Pause, and contemplate this: We have thoughts of the past, but when are those thoughts happening? Now. We have thoughts of the future, but when are those thoughts happening? Also now. But even that description is not the truth. Thoughts always lag a split second behind, the amount of time it takes the synapses to fire. But life occurs NOW. The eternal present is the only moment when life actually happens. So if I am interpreting, or judging, or labeling, or even simply thinking about the crazy morning, I miss the juicy actuality of life as it occurs.
Most people are bored by—or terrified of—the pace of life, one eternal moment at a time. The bored people think that nothing is happening, but actually, billions of activities are taking place just to keep our bodies alive, not to mention the breath of wind in the trees if we are outside, or the pulsation of the electric light if we are inside.

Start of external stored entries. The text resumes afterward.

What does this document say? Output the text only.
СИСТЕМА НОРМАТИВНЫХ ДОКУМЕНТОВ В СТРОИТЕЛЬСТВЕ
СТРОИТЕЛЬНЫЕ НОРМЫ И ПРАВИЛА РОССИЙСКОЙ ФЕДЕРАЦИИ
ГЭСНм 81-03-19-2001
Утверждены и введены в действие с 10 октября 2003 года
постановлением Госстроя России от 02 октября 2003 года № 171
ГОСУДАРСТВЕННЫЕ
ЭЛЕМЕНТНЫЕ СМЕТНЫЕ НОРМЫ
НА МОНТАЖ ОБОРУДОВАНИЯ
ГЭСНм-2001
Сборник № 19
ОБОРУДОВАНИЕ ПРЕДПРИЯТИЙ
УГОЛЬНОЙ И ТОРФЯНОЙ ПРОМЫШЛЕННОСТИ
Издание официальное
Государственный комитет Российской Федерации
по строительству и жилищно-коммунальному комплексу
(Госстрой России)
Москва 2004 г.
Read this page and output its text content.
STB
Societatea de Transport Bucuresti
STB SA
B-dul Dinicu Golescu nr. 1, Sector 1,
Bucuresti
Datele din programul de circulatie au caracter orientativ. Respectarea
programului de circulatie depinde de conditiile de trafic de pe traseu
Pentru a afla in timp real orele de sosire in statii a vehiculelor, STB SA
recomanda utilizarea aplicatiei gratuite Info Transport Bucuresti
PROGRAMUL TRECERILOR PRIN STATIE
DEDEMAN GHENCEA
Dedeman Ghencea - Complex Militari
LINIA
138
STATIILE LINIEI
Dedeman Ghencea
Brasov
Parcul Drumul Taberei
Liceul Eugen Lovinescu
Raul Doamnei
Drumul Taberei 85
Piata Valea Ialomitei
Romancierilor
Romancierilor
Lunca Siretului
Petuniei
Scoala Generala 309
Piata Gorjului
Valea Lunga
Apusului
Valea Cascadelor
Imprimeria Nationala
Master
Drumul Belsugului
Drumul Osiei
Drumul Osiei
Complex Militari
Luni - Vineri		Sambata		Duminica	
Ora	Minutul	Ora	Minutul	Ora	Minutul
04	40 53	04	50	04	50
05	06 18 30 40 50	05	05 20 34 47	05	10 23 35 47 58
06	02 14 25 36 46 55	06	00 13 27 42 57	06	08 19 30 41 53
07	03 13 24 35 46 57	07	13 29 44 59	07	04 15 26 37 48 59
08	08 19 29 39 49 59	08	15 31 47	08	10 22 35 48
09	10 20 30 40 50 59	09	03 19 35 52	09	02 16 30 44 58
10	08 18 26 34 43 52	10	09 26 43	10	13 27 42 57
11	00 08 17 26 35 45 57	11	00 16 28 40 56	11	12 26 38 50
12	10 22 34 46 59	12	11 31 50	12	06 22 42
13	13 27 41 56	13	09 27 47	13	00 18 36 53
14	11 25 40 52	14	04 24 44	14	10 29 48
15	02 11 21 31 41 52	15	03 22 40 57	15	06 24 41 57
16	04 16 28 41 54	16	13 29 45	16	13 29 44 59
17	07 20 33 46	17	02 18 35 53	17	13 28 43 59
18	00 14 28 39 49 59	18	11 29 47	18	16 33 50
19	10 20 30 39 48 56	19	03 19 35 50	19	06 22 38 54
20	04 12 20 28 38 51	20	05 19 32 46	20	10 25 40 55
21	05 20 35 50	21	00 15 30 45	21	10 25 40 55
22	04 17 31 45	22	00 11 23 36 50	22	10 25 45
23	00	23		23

The terrified people–when they stop and experience the current moment–are faced with what feels like a void of activity, or emptiness. It feels like a bottomless pit. So the terrified mind leaps in to fill that void by sorting, or comparing, or by grabbing for what they think will be the next better moment—warmer, or tastier, or more loving, or safer. This habit of the mind to leap into activity is deeply engrained in all of us, terrified or not. But the present moment is actually the tastiest, safest place to be—because only out of the present can action arise that is wholly spontaneous, wholly responsive. The present moment has true texture—the translucent wrinkles of a grandmother’s hand, the first flash of gold finches on the thistle feeder in early spring, the hum of my little laptop that use to I write.